La fatalité de la chair

C’est là que tout commence, et là que tout finit. On peut tout faire pour l’oublier : la dresser, l’honorer, la détester, la fuir, l’exalter. On peut y injecter des croyances, des disciplines, des médicaments, des métaphores. On peut l’endurcir ou la sanctifier. Mais il est impossible d'en sortir.

La chair n’est pas ce que nous avons : c’est ce que nous sommes. Elle n’est pas l’enveloppe. Elle est le point de départ, le terrain, la limite, le sceau. Ce n’est pas un manteau que l’on retire : c’est la condition première, le contrat inamendable.
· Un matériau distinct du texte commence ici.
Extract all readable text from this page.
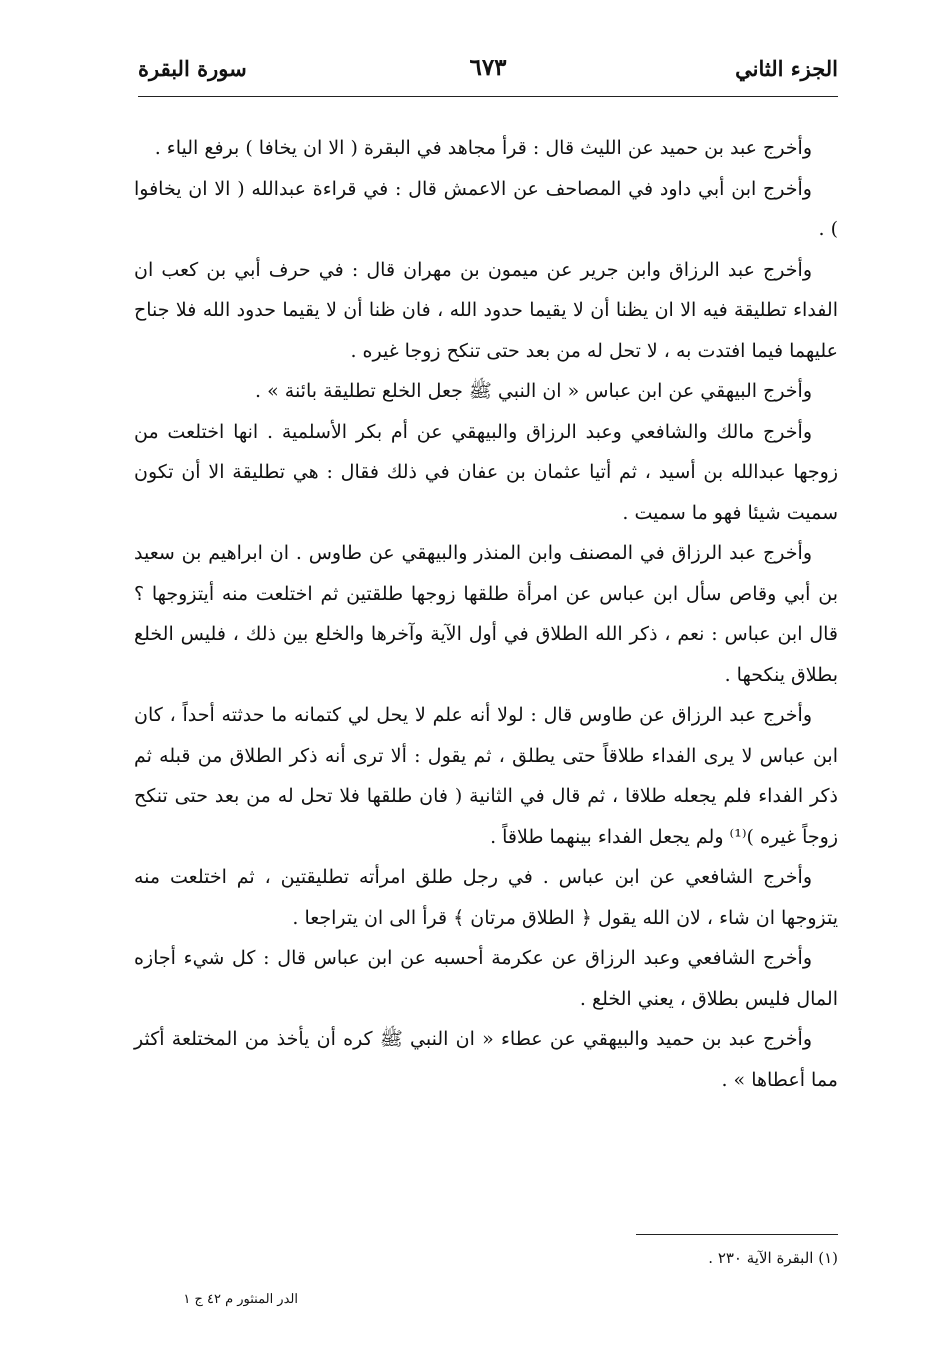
الجزء الثاني
٦٧٣
سورة البقرة

وأخرج عبد بن حميد عن الليث قال : قرأ مجاهد في البقرة ( الا ان يخافا ) برفع الياء .

وأخرج ابن أبي داود في المصاحف عن الاعمش قال : في قراءة عبدالله ( الا ان يخافوا ) .

وأخرج عبد الرزاق وابن جرير عن ميمون بن مهران قال : في حرف أبي بن كعب ان الفداء تطليقة فيه الا ان يظنا أن لا يقيما حدود الله ، فان ظنا أن لا يقيما حدود الله فلا جناح عليهما فيما افتدت به ، لا تحل له من بعد حتى تنكح زوجا غيره .

وأخرج البيهقي عن ابن عباس « ان النبي ﷺ جعل الخلع تطليقة بائنة » .

وأخرج مالك والشافعي وعبد الرزاق والبيهقي عن أم بكر الأسلمية . انها اختلعت من زوجها عبدالله بن أسيد ، ثم أتيا عثمان بن عفان في ذلك فقال : هي تطليقة الا أن تكون سميت شيئا فهو ما سميت .

وأخرج عبد الرزاق في المصنف وابن المنذر والبيهقي عن طاوس . ان ابراهيم بن سعيد بن أبي وقاص سأل ابن عباس عن امرأة طلقها زوجها طلقتين ثم اختلعت منه أيتزوجها ؟ قال ابن عباس : نعم ، ذكر الله الطلاق في أول الآية وآخرها والخلع بين ذلك ، فليس الخلع بطلاق ينكحها .

وأخرج عبد الرزاق عن طاوس قال : لولا أنه علم لا يحل لي كتمانه ما حدثته أحداً ، كان ابن عباس لا يرى الفداء طلاقاً حتى يطلق ، ثم يقول : ألا ترى أنه ذكر الطلاق من قبله ثم ذكر الفداء فلم يجعله طلاقا ، ثم قال في الثانية ( فان طلقها فلا تحل له من بعد حتى تنكح زوجاً غيره )⁽¹⁾ ولم يجعل الفداء بينهما طلاقاً .

وأخرج الشافعي عن ابن عباس . في رجل طلق امرأته تطليقتين ، ثم اختلعت منه يتزوجها ان شاء ، لان الله يقول ﴿ الطلاق مرتان ﴾ قرأ الى ان يتراجعا .

وأخرج الشافعي وعبد الرزاق عن عكرمة أحسبه عن ابن عباس قال : كل شيء أجازه المال فليس بطلاق ، يعني الخلع .

وأخرج عبد بن حميد والبيهقي عن عطاء « ان النبي ﷺ كره أن يأخذ من المختلعة أكثر مما أعطاها » .

(١) البقرة الآية ٢٣٠ .
الدر المنثور م ٤٢ ج ١
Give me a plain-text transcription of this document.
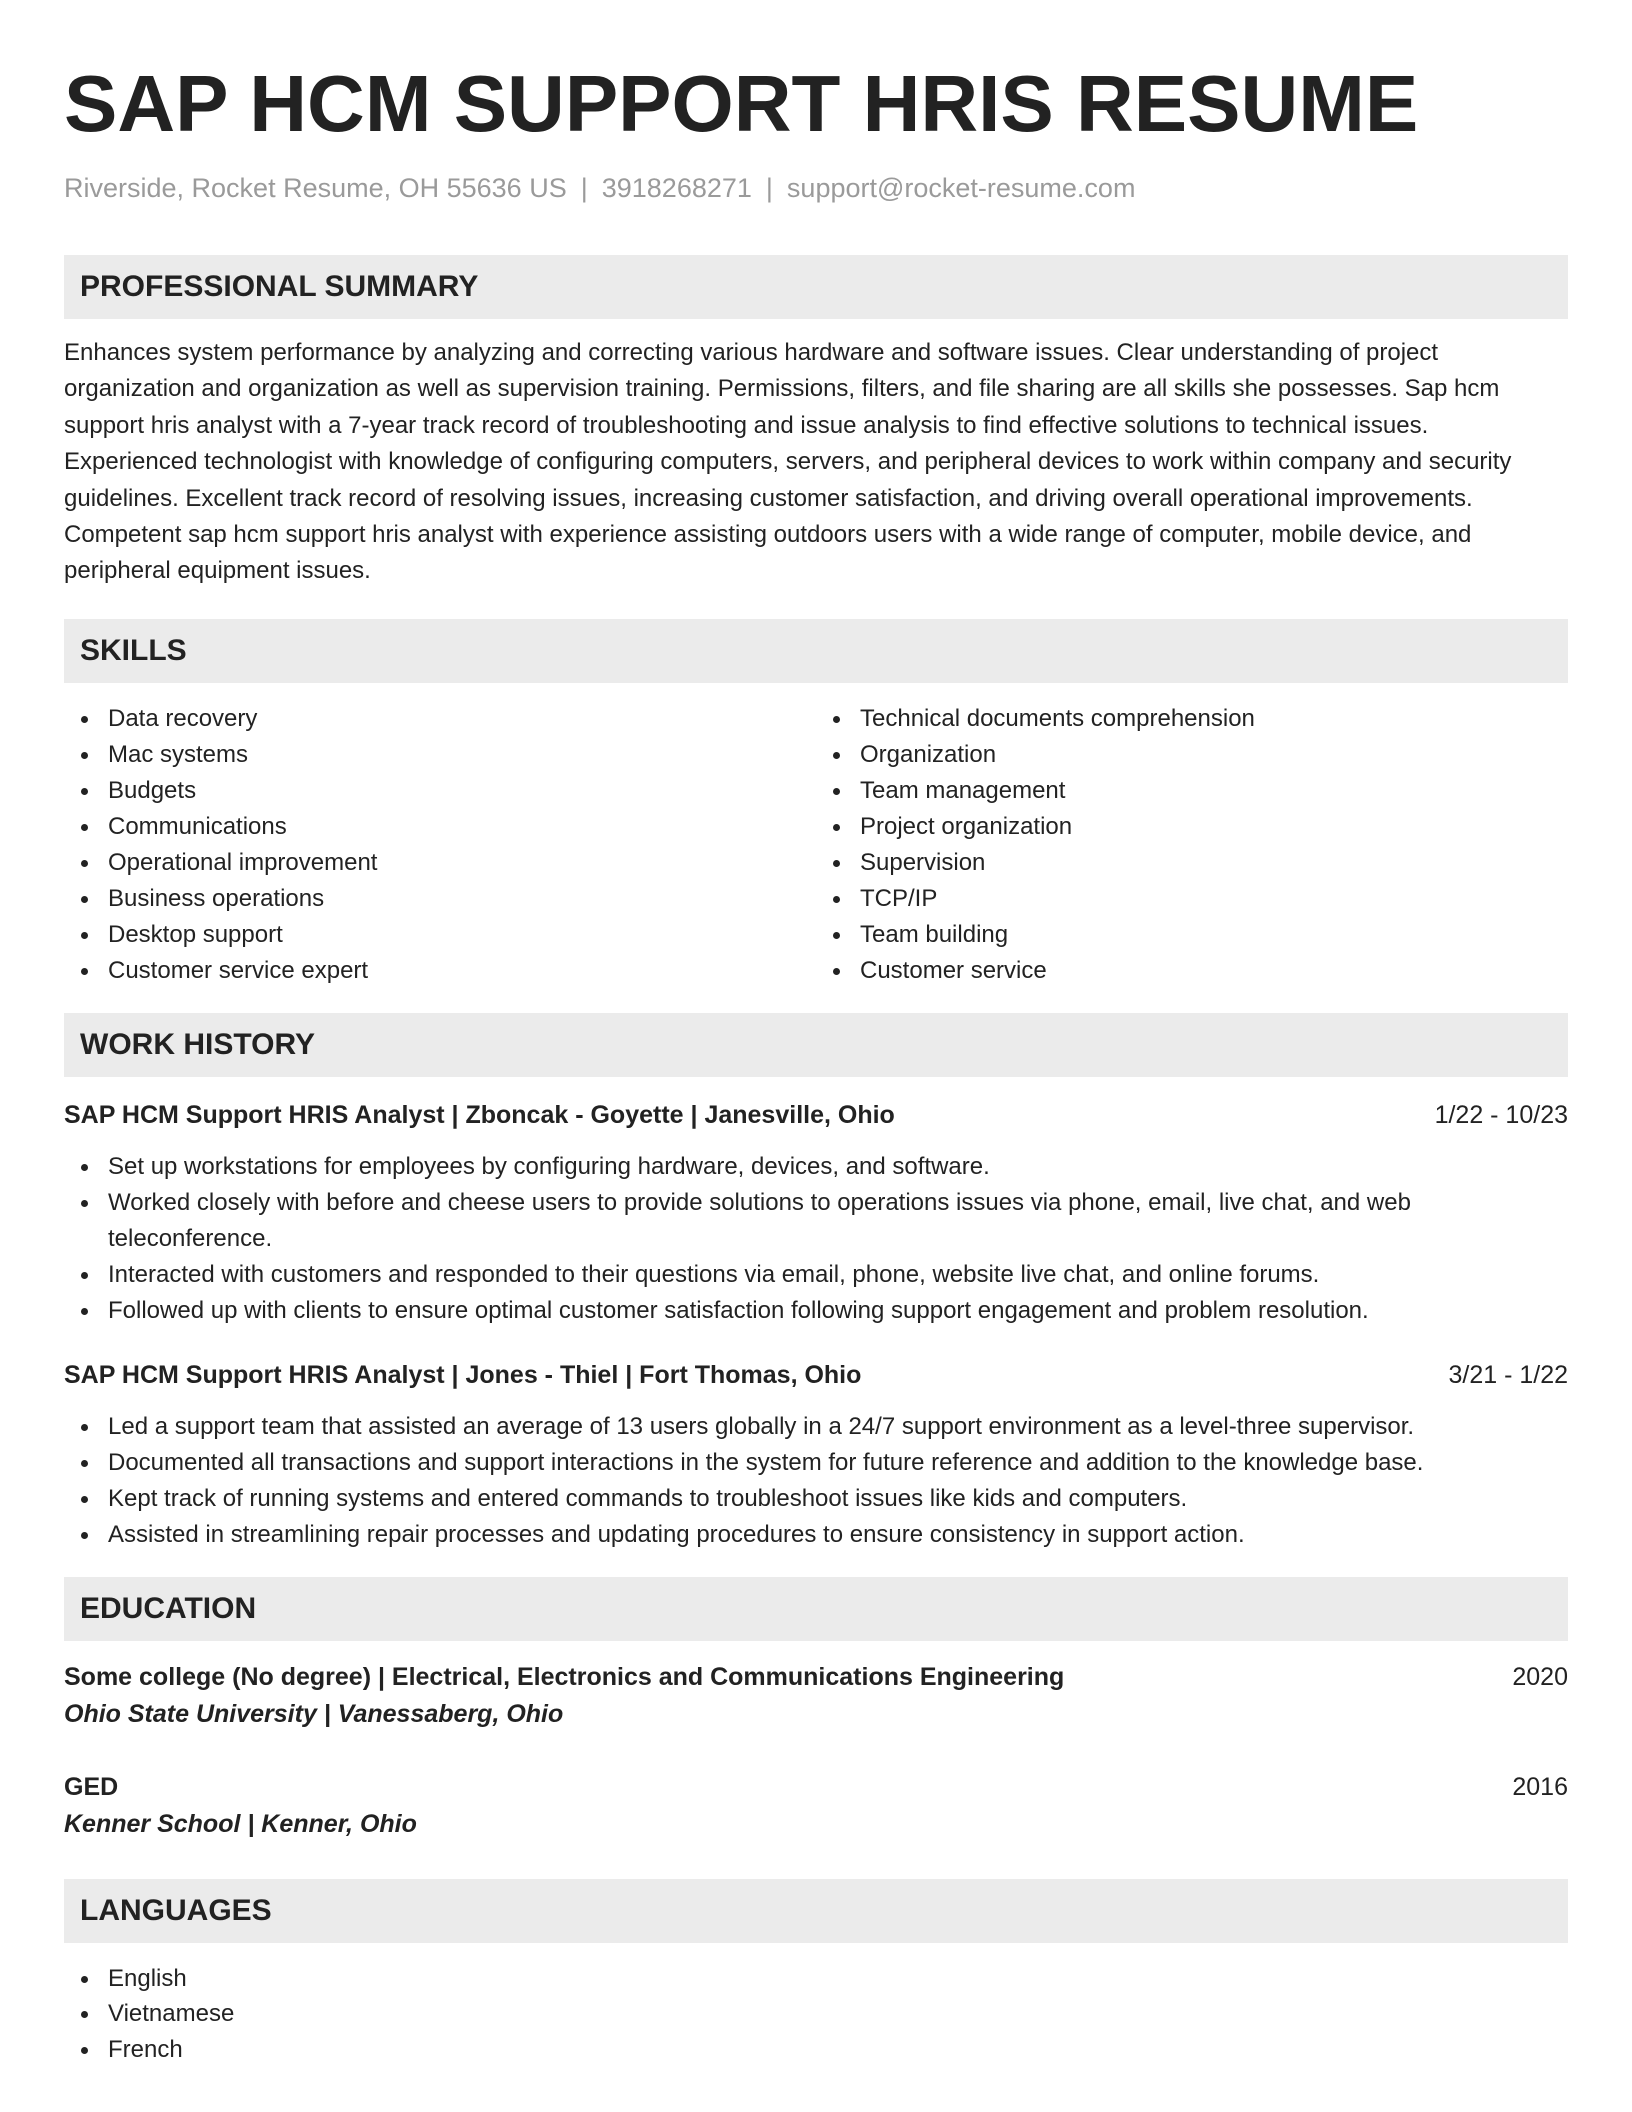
SAP HCM SUPPORT HRIS RESUME
Riverside, Rocket Resume, OH 55636 US | 3918268271 | support@rocket-resume.com
PROFESSIONAL SUMMARY
Enhances system performance by analyzing and correcting various hardware and software issues. Clear understanding of project organization and organization as well as supervision training. Permissions, filters, and file sharing are all skills she possesses. Sap hcm support hris analyst with a 7-year track record of troubleshooting and issue analysis to find effective solutions to technical issues. Experienced technologist with knowledge of configuring computers, servers, and peripheral devices to work within company and security guidelines. Excellent track record of resolving issues, increasing customer satisfaction, and driving overall operational improvements. Competent sap hcm support hris analyst with experience assisting outdoors users with a wide range of computer, mobile device, and peripheral equipment issues.
SKILLS
Data recovery
Mac systems
Budgets
Communications
Operational improvement
Business operations
Desktop support
Customer service expert
Technical documents comprehension
Organization
Team management
Project organization
Supervision
TCP/IP
Team building
Customer service
WORK HISTORY
SAP HCM Support HRIS Analyst | Zboncak - Goyette | Janesville, Ohio	1/22 - 10/23
Set up workstations for employees by configuring hardware, devices, and software.
Worked closely with before and cheese users to provide solutions to operations issues via phone, email, live chat, and web teleconference.
Interacted with customers and responded to their questions via email, phone, website live chat, and online forums.
Followed up with clients to ensure optimal customer satisfaction following support engagement and problem resolution.
SAP HCM Support HRIS Analyst | Jones - Thiel | Fort Thomas, Ohio	3/21 - 1/22
Led a support team that assisted an average of 13 users globally in a 24/7 support environment as a level-three supervisor.
Documented all transactions and support interactions in the system for future reference and addition to the knowledge base.
Kept track of running systems and entered commands to troubleshoot issues like kids and computers.
Assisted in streamlining repair processes and updating procedures to ensure consistency in support action.
EDUCATION
Some college (No degree) | Electrical, Electronics and Communications Engineering	2020
Ohio State University | Vanessaberg, Ohio
GED	2016
Kenner School | Kenner, Ohio
LANGUAGES
English
Vietnamese
French
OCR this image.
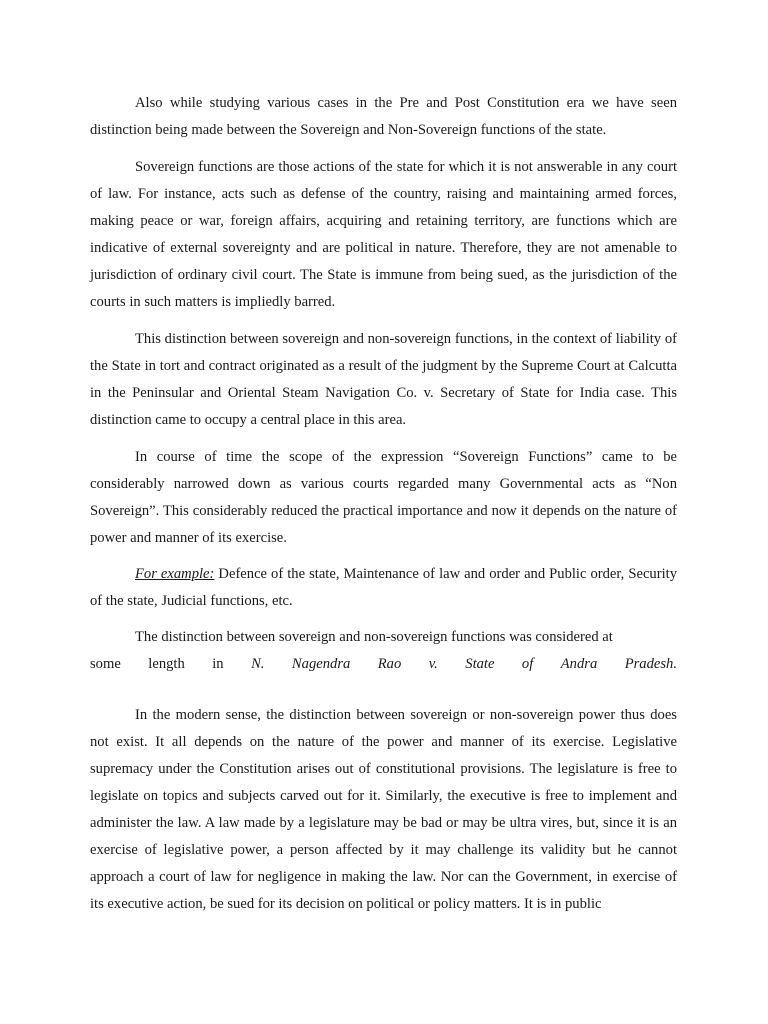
Also while studying various cases in the Pre and Post Constitution era we have seen distinction being made between the Sovereign and Non-Sovereign functions of the state.

Sovereign functions are those actions of the state for which it is not answerable in any court of law. For instance, acts such as defense of the country, raising and maintaining armed forces, making peace or war, foreign affairs, acquiring and retaining territory, are functions which are indicative of external sovereignty and are political in nature. Therefore, they are not amenable to jurisdiction of ordinary civil court. The State is immune from being sued, as the jurisdiction of the courts in such matters is impliedly barred.

This distinction between sovereign and non-sovereign functions, in the context of liability of the State in tort and contract originated as a result of the judgment by the Supreme Court at Calcutta in the Peninsular and Oriental Steam Navigation Co. v. Secretary of State for India case. This distinction came to occupy a central place in this area.

In course of time the scope of the expression “Sovereign Functions” came to be considerably narrowed down as various courts regarded many Governmental acts as “Non Sovereign”. This considerably reduced the practical importance and now it depends on the nature of power and manner of its exercise.

For example: Defence of the state, Maintenance of law and order and Public order, Security of the state, Judicial functions, etc.

The distinction between sovereign and non-sovereign functions was considered at

some length in N. Nagendra Rao v. State of Andra Pradesh.

In the modern sense, the distinction between sovereign or non-sovereign power thus does not exist. It all depends on the nature of the power and manner of its exercise. Legislative supremacy under the Constitution arises out of constitutional provisions. The legislature is free to legislate on topics and subjects carved out for it. Similarly, the executive is free to implement and administer the law. A law made by a legislature may be bad or may be ultra vires, but, since it is an exercise of legislative power, a person affected by it may challenge its validity but he cannot approach a court of law for negligence in making the law. Nor can the Government, in exercise of its executive action, be sued for its decision on political or policy matters. It is in public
Certains voudraient croire que l’esprit peut tout. Que la conscience suffit à surplomber le reste. Qu’avec assez de volonté, on peut s’extraire du biologique, traverser la douleur, surmonter le désir, abolir le vieillissement. Mais ces gens-là n’ont jamais saigné longtemps, ou alors ils ont oublié.

La chair finit toujours par revenir. Elle encaisse un temps. Elle attend. Puis elle rappelle.

Ce rappel peut prendre la forme d’une maladie, d’un épuisement soudain, d’un spasme, d’une chute. Il peut être infime ou fracassant.

Et pourtant, il ne s’agit pas d’une malédiction. Il s’agit d’une fatalité, au sens étymologique : ce qui est dit d’avance. Pas un châtiment, mais un plancher. Pas une punition, mais une limite.

Cette dernière n’a rien de symbolique : elle est chimique, hormonale, osseuse. Elle est codée dans l’ADN, transmise par la lignée, altérée par les gestes, modifiée par les traumas. Tout en nous est marqué par elle. Même nos élans les plus spirituels s’enracinent dans des états de tension, de température, de rythme cardiaque. Il n’y a pas d’âme sans système nerveux. Il n’y a pas de vision sans nerf optique.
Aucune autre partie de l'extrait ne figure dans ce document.